貴女が望む騎士になろうと、誰よりも立派な騎士になろうと。そうあればある程に、私自身は追い詰められてゆく。本当は貴女の騎士になるよりも、もっと。もっともっと、私の心にはどす黒い欲望が流れている。心の奥を埋めている。
「…私は貴女だけを………」
私はどこまでも愚かな男だ。貴女のために受けたこの傷にすら、貴女との繋がりを見出し悦びに変えてしまう。この痛みこそが貴女への愛だと、そんなくだらない自己満足に浸ってしまう。どんな些細なことですら…貴女の破片を捜してしまう。
「……ています………」
願いはただ一つだった。貴女の望む騎士になること。貴女のそばに仕え、貴女の頭上の王冠を護ること。貴女の全てを護ること。けれどもそれ以上に。それ以上に心の奥底に湧き上がる欲望が。激しく私を蝕んでゆく。もうそれを。それを、止めるすべを知らない。

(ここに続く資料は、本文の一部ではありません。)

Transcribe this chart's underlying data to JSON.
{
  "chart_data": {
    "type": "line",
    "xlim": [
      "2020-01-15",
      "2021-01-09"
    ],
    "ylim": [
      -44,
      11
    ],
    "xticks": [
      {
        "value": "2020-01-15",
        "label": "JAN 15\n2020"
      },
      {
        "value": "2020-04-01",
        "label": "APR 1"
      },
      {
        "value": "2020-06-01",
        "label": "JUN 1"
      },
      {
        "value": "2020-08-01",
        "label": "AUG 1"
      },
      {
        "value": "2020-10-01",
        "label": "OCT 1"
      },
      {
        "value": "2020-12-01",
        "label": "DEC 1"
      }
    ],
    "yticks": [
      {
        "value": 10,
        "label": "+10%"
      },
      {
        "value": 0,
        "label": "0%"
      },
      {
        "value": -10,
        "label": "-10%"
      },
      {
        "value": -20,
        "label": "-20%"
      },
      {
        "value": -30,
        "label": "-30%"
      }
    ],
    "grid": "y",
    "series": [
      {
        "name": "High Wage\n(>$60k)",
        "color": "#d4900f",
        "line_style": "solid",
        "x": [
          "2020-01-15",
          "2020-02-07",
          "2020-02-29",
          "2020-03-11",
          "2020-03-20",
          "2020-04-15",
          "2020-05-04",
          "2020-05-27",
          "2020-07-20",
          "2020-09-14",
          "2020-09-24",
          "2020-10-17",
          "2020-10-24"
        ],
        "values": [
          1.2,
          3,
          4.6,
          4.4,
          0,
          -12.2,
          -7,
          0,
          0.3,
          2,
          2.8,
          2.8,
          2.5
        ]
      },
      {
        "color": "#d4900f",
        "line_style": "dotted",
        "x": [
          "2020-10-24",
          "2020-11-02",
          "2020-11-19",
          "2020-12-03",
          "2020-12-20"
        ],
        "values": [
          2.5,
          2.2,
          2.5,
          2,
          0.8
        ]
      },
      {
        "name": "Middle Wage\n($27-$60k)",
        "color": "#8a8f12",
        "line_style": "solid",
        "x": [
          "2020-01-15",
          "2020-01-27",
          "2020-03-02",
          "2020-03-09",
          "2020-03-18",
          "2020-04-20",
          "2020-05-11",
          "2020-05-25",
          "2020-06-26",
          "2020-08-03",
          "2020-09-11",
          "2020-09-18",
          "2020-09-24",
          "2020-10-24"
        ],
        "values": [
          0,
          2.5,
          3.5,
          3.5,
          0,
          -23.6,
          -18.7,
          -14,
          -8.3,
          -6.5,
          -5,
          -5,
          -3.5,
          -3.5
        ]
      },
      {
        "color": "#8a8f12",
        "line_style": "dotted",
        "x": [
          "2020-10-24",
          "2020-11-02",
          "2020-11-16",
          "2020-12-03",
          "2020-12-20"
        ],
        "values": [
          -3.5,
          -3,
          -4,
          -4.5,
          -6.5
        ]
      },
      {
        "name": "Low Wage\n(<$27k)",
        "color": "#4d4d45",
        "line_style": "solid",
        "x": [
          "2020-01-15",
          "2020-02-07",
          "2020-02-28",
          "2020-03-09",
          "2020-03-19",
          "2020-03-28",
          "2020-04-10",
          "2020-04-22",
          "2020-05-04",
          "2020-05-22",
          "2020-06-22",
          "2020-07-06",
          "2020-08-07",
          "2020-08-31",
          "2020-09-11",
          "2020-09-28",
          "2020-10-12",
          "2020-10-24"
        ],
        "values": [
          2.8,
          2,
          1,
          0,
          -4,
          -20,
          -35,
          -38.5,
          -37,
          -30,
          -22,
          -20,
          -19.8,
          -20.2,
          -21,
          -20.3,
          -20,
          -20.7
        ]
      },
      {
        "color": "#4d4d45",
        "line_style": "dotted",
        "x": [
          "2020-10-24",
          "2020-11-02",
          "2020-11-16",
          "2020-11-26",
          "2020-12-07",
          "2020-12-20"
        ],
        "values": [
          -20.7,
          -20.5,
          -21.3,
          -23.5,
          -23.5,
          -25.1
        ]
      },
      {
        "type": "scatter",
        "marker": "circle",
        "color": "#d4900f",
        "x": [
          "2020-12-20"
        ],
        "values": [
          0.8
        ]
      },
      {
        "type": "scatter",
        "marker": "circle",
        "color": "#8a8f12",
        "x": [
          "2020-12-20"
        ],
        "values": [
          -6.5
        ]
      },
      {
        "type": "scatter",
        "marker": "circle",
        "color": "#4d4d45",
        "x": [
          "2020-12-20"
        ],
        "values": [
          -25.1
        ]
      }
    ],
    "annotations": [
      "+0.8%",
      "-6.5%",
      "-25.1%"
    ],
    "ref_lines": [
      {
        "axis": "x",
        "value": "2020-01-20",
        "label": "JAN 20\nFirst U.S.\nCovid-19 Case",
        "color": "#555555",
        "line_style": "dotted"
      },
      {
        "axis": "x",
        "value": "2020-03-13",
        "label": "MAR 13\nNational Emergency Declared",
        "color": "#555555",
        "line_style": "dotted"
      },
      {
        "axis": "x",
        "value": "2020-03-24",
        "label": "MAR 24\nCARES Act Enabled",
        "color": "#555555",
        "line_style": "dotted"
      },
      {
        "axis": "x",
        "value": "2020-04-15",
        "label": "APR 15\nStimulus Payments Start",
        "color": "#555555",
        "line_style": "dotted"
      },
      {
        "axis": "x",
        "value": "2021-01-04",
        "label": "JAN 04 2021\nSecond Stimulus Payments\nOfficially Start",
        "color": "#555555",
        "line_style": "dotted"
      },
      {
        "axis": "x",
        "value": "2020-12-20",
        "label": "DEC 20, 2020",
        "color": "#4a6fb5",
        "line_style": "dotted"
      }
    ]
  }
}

――――何時しかこの想いが貴女をずたずたに引き裂いてしまうかもしれない。そんな日が来ないようにと願いながら、心の何処かで怯えながら望む自分がいる。
絡めた指先に、誓った約束は。あの時、願った想いは。
『はい、エイリーク様。私は貴女の「騎士」です』
大人になった私たちを傷つける。傷つけて、少しずつ。
『うん、約束ね、ゼト。ずっと私の「きし」でいてね』
少しずつ、内側から。内側から、ふたりを壊してゆく。
――――護りたいものと、壊したいものが、同じなら。同じなら、どちらを選べばいいの?
あの頃の二人のままでいられたならば、それはとても穏やかで幸せな日々だったかもしれない。けれども。けれどもあの頃のままだったら、知ることは出来なかった。こんなにも人を愛するということを、知ることは出来なかった。
それが幸せなことなのか、不幸なことなのかは、分からない。分かっているのはただひとつだけだった。ただひとつだけ―――あなたを愛しているということだけだった。